BELİRLİ VE BELİRSİZ SÜRELİ ÇALIŞMA
       İş sözleşmeleri belirli veya belirsiz süreli yapılabilecek. Bu sözleşmeler çalışma biçimleri bakımından “tam süreli”, “kısmi süreli” veya “deneme süreli” ya da “diğer tür”de oluşturulabilecek.
       İş ilişkisinin bir süreye bağlı olarak yapılmadığı halde sözleşme belirsiz süreli sayılacak. Belirli süreli işlerde veya belli bir işin tamamlanması veya belirli bir olgunun ortaya çıkması gibi objektif koşullara bağlı olarak işveren ile işçi arasında yazılı şekilde yapılan iş sözleşmesi ise belirli süreli iş sözleşmesi sayılacak.
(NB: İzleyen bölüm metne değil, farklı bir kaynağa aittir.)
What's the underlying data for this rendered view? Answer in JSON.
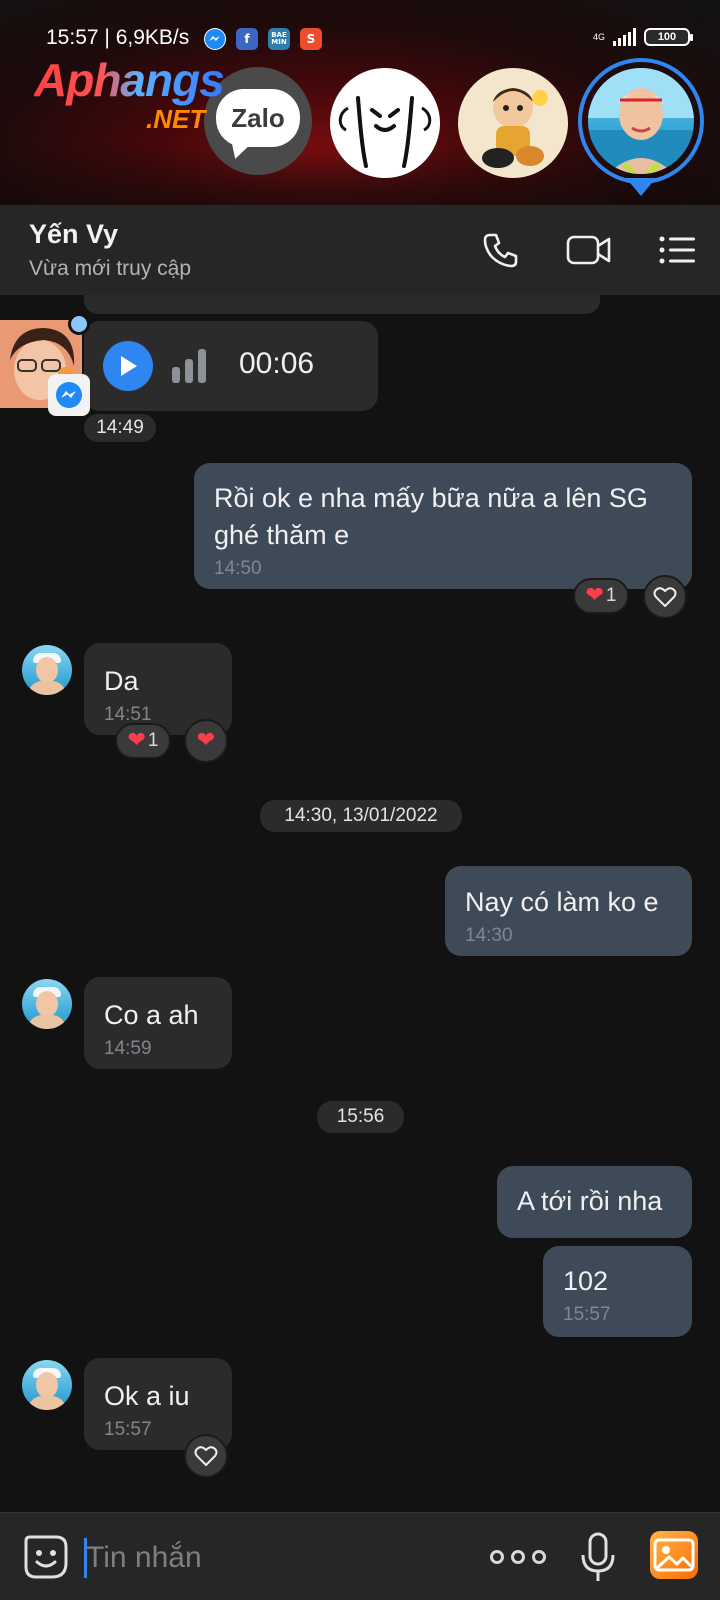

       Yazılı sözleşme ile işçinin yapmayı üstlendiği işle ilgili olarak kendisine ihtiyaç duyulması halinde iş görme ediminin yerine getirileceğinin kararlaştırıldığı iş ilişkisi, çağrı üzerine çalışmaya dayalı “kısmi süreli bir iş sözleşmesi” olacak.
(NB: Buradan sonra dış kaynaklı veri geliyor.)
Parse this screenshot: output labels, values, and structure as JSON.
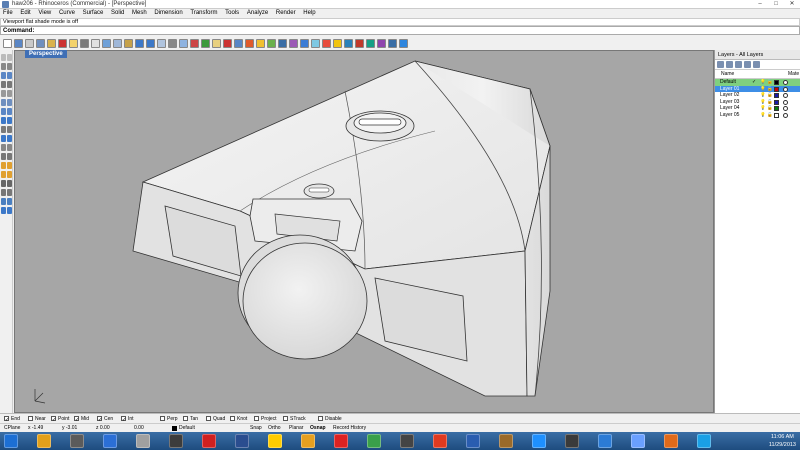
{
  "window": {
    "title": "haw206 - Rhinoceros (Commercial) - [Perspective]",
    "minimize": "–",
    "maximize": "□",
    "close": "✕"
  },
  "menu": [
    "File",
    "Edit",
    "View",
    "Curve",
    "Surface",
    "Solid",
    "Mesh",
    "Dimension",
    "Transform",
    "Tools",
    "Analyze",
    "Render",
    "Help"
  ],
  "command": {
    "history": "Viewport flat shade mode is off",
    "prompt": "Command:"
  },
  "viewport": {
    "tab": "Perspective"
  },
  "layers_panel": {
    "title": "Layers - All Layers",
    "columns": {
      "name": "Name",
      "material": "Mate"
    },
    "rows": [
      {
        "name": "Default",
        "check": "✓",
        "color": "#000000",
        "bg": "#7fd07f"
      },
      {
        "name": "Layer 01",
        "check": "",
        "color": "#cc0000",
        "bg": "#3e8ee6"
      },
      {
        "name": "Layer 02",
        "check": "",
        "color": "#1a1aa6",
        "bg": "#ffffff"
      },
      {
        "name": "Layer 03",
        "check": "",
        "color": "#1a1aa6",
        "bg": "#ffffff"
      },
      {
        "name": "Layer 04",
        "check": "",
        "color": "#0a7a0a",
        "bg": "#ffffff"
      },
      {
        "name": "Layer 05",
        "check": "",
        "color": "#ffffff",
        "bg": "#ffffff"
      }
    ]
  },
  "osnap": [
    {
      "label": "End",
      "checked": true
    },
    {
      "label": "Near",
      "checked": false
    },
    {
      "label": "Point",
      "checked": true
    },
    {
      "label": "Mid",
      "checked": true
    },
    {
      "label": "Cen",
      "checked": true
    },
    {
      "label": "Int",
      "checked": true
    },
    {
      "label": "Perp",
      "checked": false
    },
    {
      "label": "Tan",
      "checked": false
    },
    {
      "label": "Quad",
      "checked": false
    },
    {
      "label": "Knot",
      "checked": false
    },
    {
      "label": "Project",
      "checked": false
    },
    {
      "label": "STrack",
      "checked": false
    },
    {
      "label": "Disable",
      "checked": false
    }
  ],
  "status": {
    "cplane": "CPlane",
    "x": "x -1.49",
    "y": "y -3.01",
    "z": "z 0.00",
    "value": "0.00",
    "layer": "Default",
    "snap": "Snap",
    "ortho": "Ortho",
    "planar": "Planar",
    "osnap": "Osnap",
    "record_history": "Record History"
  },
  "clock": {
    "time": "11:06 AM",
    "date": "11/29/2013"
  },
  "icons": {
    "toolbar_colors": [
      "#ffffff",
      "#5a86c5",
      "#c9c9c9",
      "#6f8fbf",
      "#d9b24c",
      "#cc3333",
      "#f4d36c",
      "#7a7a7a",
      "#e0e0e0",
      "#6ea0d8",
      "#9fb7d8",
      "#c5a14a",
      "#3c78c8",
      "#3c78c8",
      "#b0c4de",
      "#888888",
      "#8fb3e0",
      "#c44",
      "#3c9a3c",
      "#e8d080",
      "#c33",
      "#5a86c5",
      "#e05a2b",
      "#f0c030",
      "#6ab04c",
      "#3a6ea5",
      "#9b59b6",
      "#3a7bd5",
      "#7ec8e3",
      "#e74c3c",
      "#f1c40f",
      "#2980b9",
      "#c0392b",
      "#16a085",
      "#8e44ad",
      "#3a6ea5",
      "#2e86de"
    ],
    "taskbar_colors": [
      "#1c6fd4",
      "#e2a01a",
      "#5b5b5b",
      "#2b6fd6",
      "#a0a0a0",
      "#3c3c3c",
      "#d02020",
      "#2a4d8f",
      "#ffcc00",
      "#e6a020",
      "#dd2222",
      "#3aa04a",
      "#444444",
      "#e03a20",
      "#2a5db0",
      "#9a6a2a",
      "#1e90ff",
      "#3a3a3a",
      "#2b7bd6",
      "#6aa0ff",
      "#e06a1a",
      "#1aa0e6"
    ]
  }
}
       Kısmi süreli iş sözleşmesiyle çalıştırılan işçi, ayrımı haklı kılan bir neden olmadıkça, salt iş sözleşmesinin kısmi süreli olmasından dolayı tam süreli emsal işçiye göre farklı işleme tabi tutulamayacak. Kısmi süreli çalışan işçinin ücret ve paraya ilişkin bölünebilir çıkarları, tam süreli emsal işçiye göre çalıştığı süreye orantılı olarak ödenecek.
       
ÇAĞRI ÜZERİNE ÇALIŞMA
       Ay veya yıl gibi bir zaman dilimi içinde işçinin ne kadar süreyle çalışacağını taraflar belirlemedikleri takdirde, haftalık çalışma süresi 20 saat olarak kararlaştırılmış sayılacak. Sözleşmede günlük çalışma süresi kararlaştırılmamış ise işveren her çağrıda işçiyi günde en az 4 saat üst üste çalıştırmak zorunda olacak.
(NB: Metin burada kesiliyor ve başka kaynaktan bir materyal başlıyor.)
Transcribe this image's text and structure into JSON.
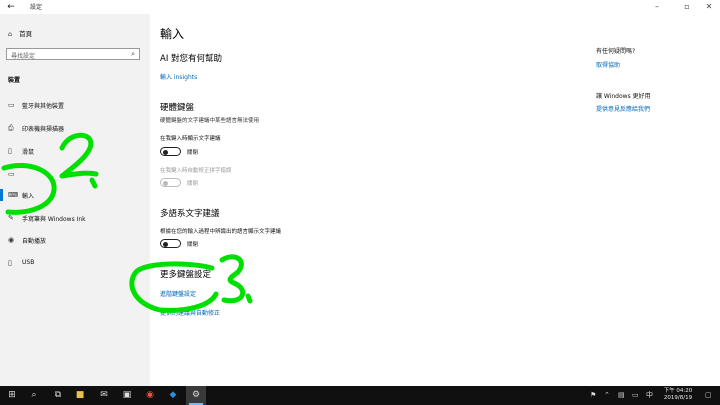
{
  "window": {
    "title": "設定"
  },
  "sidebar": {
    "home_label": "首頁",
    "search_placeholder": "尋找設定",
    "section_label": "裝置",
    "items": [
      {
        "label": "藍牙與其他裝置",
        "icon": "bluetooth-devices-icon"
      },
      {
        "label": "印表機與掃描器",
        "icon": "printer-icon"
      },
      {
        "label": "滑鼠",
        "icon": "mouse-icon"
      },
      {
        "label": "",
        "icon": "touchpad-icon"
      },
      {
        "label": "輸入",
        "icon": "keyboard-icon"
      },
      {
        "label": "手寫筆與 Windows Ink",
        "icon": "pen-icon"
      },
      {
        "label": "自動播放",
        "icon": "autoplay-icon"
      },
      {
        "label": "USB",
        "icon": "usb-icon"
      }
    ]
  },
  "main": {
    "title": "輸入",
    "ai_heading": "AI 對您有何幫助",
    "ai_link": "輸入 insights",
    "hw_heading": "硬體鍵盤",
    "hw_desc": "硬體鍵盤的文字建議中某些語言無法使用",
    "hw_suggest_label": "在我鍵入時顯示文字建議",
    "hw_suggest_state": "關閉",
    "hw_autocorrect_label": "在我鍵入時自動修正拼字錯誤",
    "hw_autocorrect_state": "關閉",
    "ml_heading": "多語系文字建議",
    "ml_label": "根據在您的輸入過程中辨識出的語言顯示文字建議",
    "ml_state": "關閉",
    "more_heading": "更多鍵盤設定",
    "more_link1": "進階鍵盤設定",
    "more_link2": "提供的建議與自動修正"
  },
  "side_panel": {
    "help_heading": "有任何疑問嗎?",
    "help_link": "取得協助",
    "improve_heading": "讓 Windows 更好用",
    "improve_link": "提供意見反應給我們"
  },
  "annotations": {
    "mark2": "2.",
    "mark3": "3."
  },
  "taskbar": {
    "time": "下午 04:20",
    "date": "2019/8/19",
    "ime": "中"
  },
  "colors": {
    "accent": "#0078d7",
    "link": "#0067b8",
    "annotation": "#00e000"
  }
}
       Taraflarca iş sözleşmesine bir deneme kaydı konulduğunda, bunun süresi en çok 2 ay olabilecek. Ancak deneme süreleri toplu iş sözleşmeleriyle 4 aya kadar uzatılabilecek. Deneme süresi içinde taraflar iş sözleşmesini, bildirim süresine gerek olmaksızın ve tazminatsız feshedebilecek.
       
SÜRELİ FESİH
       Yasaya göre birden çok işçinin meydana getirdiği bir takımı temsilen bu işçilerden biri, “takım kılavuzu” sıfatıyla işverenle sözleşme yapabilecek.
       Yasanın “süreli fesih” başlıklı 17. maddesi ise belirsiz süreli iş sözleşmelerinin feshinden önce durumun taraflara bildirilmesini zorunlu kılıyor. Buna göre, işi altı aydan az sürmüş olan işçi için bildirim süresi 2 hafta, işi altı aydan birbuçuk yıla kadar sürmüş olan işçi için bildirim süresi 4 hafta, işi birbuçuk yıldan üç yıla kadar sürmüş olan işçi için bildirim süresi 6 hafta, işi üç yıldan fazla sürmüş olan işçi için bildirim süresi 8 hafta olacak. Bildirim şartına uymayan taraf, bildirim süresine ilişkin ücret tutarında tazminat ödeyecek. İşverene, bildirim süresine ait ücreti peşin vermek suretiyle iş sözleşmesini feshetme hakkı tanınıyor.
       
İŞ GÜVENCESİNE 30 İŞÇİ SINIRLAMASI
       Yasanın iş güvencesine ilişkin en önemli maddelerinden biri olan ve feshin geçerli sebebe dayandırılmasını düzenleyen 18. maddesine göre 30’dan az işçi çalıştıran işyerleri iş güvencesi kapsamı dışında kalacak. Buna göre, 30 veya daha fazla işçi çalıştıran işyerlerinde en az 6 aylık kıdemi olan işçinin belirsiz süreli iş sözleşmesini fesheden işveren, feshi geçerli bir nedene dayandırmak zorunda olacak.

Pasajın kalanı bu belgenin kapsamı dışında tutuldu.